OWEN SOUND, Ontario ? It was obvious Corrine Tooshkenig's feet hurt. Blistered and calloused, they told the story of the journey that began for the grandmother of 14 many days before from a place more than 1,000 miles away.
'I've walked from the ocean, it's a sweating for Mother Earth. I'm feeling some of her pain,'' said Tooshkenig who is part of the Migration Journey for the Seventh Generation which stopped recently in Owen Sound at the original site of an Ojibwa village on the shores of Georgian Bay, Lake Huron.
The pain is worth it if it helps get the message across that the pollution of the Great Lakes must stop, Tooshkenig said.
'We're pilgrims from all walks of life who have come together for future generations,'' she said.
Beginning in mid-July at Burnt Church, New Brunswick, on the East Coast where the local Indian bands are in a bitter dispute about their rights to fish for lobster, the Migration Journey traces the ancient Anishinabe migration route from the gulf of the St. Lawrence to the Madeline Island in Lake Superior, a journey of more than 2,200 miles in all.
The group sometimes numbers as few as five and at times many, many more. Some like Tooshkenig walk, while other bicycle and others run, but they share the same goal, co-organizer Kevin Best said.
'We have to take action now for future generations. The earth, the water and the air, the givers of life are being poisoned. This is a wake up call not just for Natives but for all,'' Best said.
The migration journey stops where original migration members stopped along the same route more than 1,200 years ago. At each stop, in consultation with spiritual elders, fires will be lit and ceremonies held, Best said.
The stopping places, spoken about in prophecies, are an island near Quebec City, Niagara Falls, the Detroit River, Manitoulin Island, Sault Ste. Marie, Duluth and Madeline Island in Lake Superior.
Tooshkenig lives on the reserve on Walpole Island on Lake St. Clair just east of Detroit and has seen her people's drinking water destroyed by the chemicals spewed out by the great industries that dot the landscape there.
'We're forced to drink bottled water. 'We can no longer drink the water that has sustained our people for generations,'' she said.

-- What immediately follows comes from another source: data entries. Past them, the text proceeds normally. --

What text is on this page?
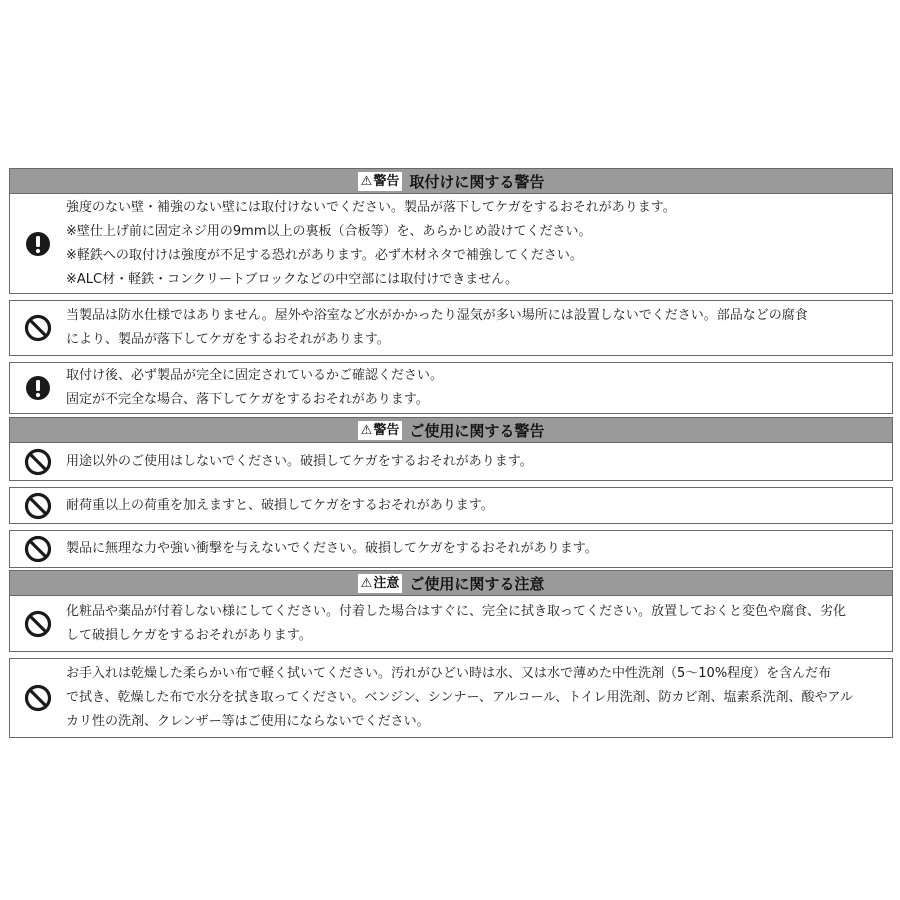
⚠ 警告 取付けに関する警告
強度のない壁・補強のない壁には取付けないでください。製品が落下してケガをするおそれがあります。
※壁仕上げ前に固定ネジ用の9mm以上の裏板（合板等）を、あらかじめ設けてください。
※軽鉄への取付けは強度が不足する恐れがあります。必ず木材ネタで補強してください。
※ALC材・軽鉄・コンクリートブロックなどの中空部には取付けできません。
当製品は防水仕様ではありません。屋外や浴室など水がかかったり湿気が多い場所には設置しないでください。部品などの腐食
により、製品が落下してケガをするおそれがあります。
取付け後、必ず製品が完全に固定されているかご確認ください。
固定が不完全な場合、落下してケガをするおそれがあります。
⚠ 警告 ご使用に関する警告
用途以外のご使用はしないでください。破損してケガをするおそれがあります。
耐荷重以上の荷重を加えますと、破損してケガをするおそれがあります。
製品に無理な力や強い衝撃を与えないでください。破損してケガをするおそれがあります。
⚠ 注意 ご使用に関する注意
化粧品や薬品が付着しない様にしてください。付着した場合はすぐに、完全に拭き取ってください。放置しておくと変色や腐食、劣化
して破損しケガをするおそれがあります。
お手入れは乾燥した柔らかい布で軽く拭いてください。汚れがひどい時は水、又は水で薄めた中性洗剤（5〜10%程度）を含んだ布
で拭き、乾燥した布で水分を拭き取ってください。ベンジン、シンナー、アルコール、トイレ用洗剤、防カビ剤、塩素系洗剤、酸やアル
カリ性の洗剤、クレンザー等はご使用にならないでください。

'What I see is the governments not doing their jobs for the health and welfare of the people.''
Tooshkenig has been adopted as the clan mother of the group as they make their journey led by an eagle staff.
'The eagle, he guides us, his cry mixes with the cry of Mother Earth. We speak for those who don't have a voice, the plants, the fish and the animals,'' she said.
As the group has moved steadily west they have seen many shocking things, she said. 'We've seen drought in New York and Vermont, beaches so contaminated that they are posted as unsafe to swim. We've seen poisoned fish in Lake Erie, lying there dead on the shore.'
The walk is being made in the hope of ensuring a healthy environment for the next seven generations, Best said. 'We have to take action now for future generations.''
Supported by a variety of tribes from both sides of the Canadian-U.S. border, the travelers have been able to make their journey on very limited funds, Best said. 'We're still short but we are getting by.'
Support has come in the form of food and drinks along the way, camping sites and in some cases tribe members have invited the group into their homes, Best said. 'We've been astounded by the generosity and support we've received.'
The Anishinabe people received prophecies about the coming of Europeans to North America long before even the Vikings made their first landings. Warned of the cultural and environmental devastation to come, they were told to go west until they found food growing on the water, Best said.
The food growing on the water turned out to be the wild rice growing on Madeline Island on Lake Superior and that's where the journey ended, as will this one.
The prophecies also foretold a time when the water would be so poisoned the fish would not be safe to eat, Best said.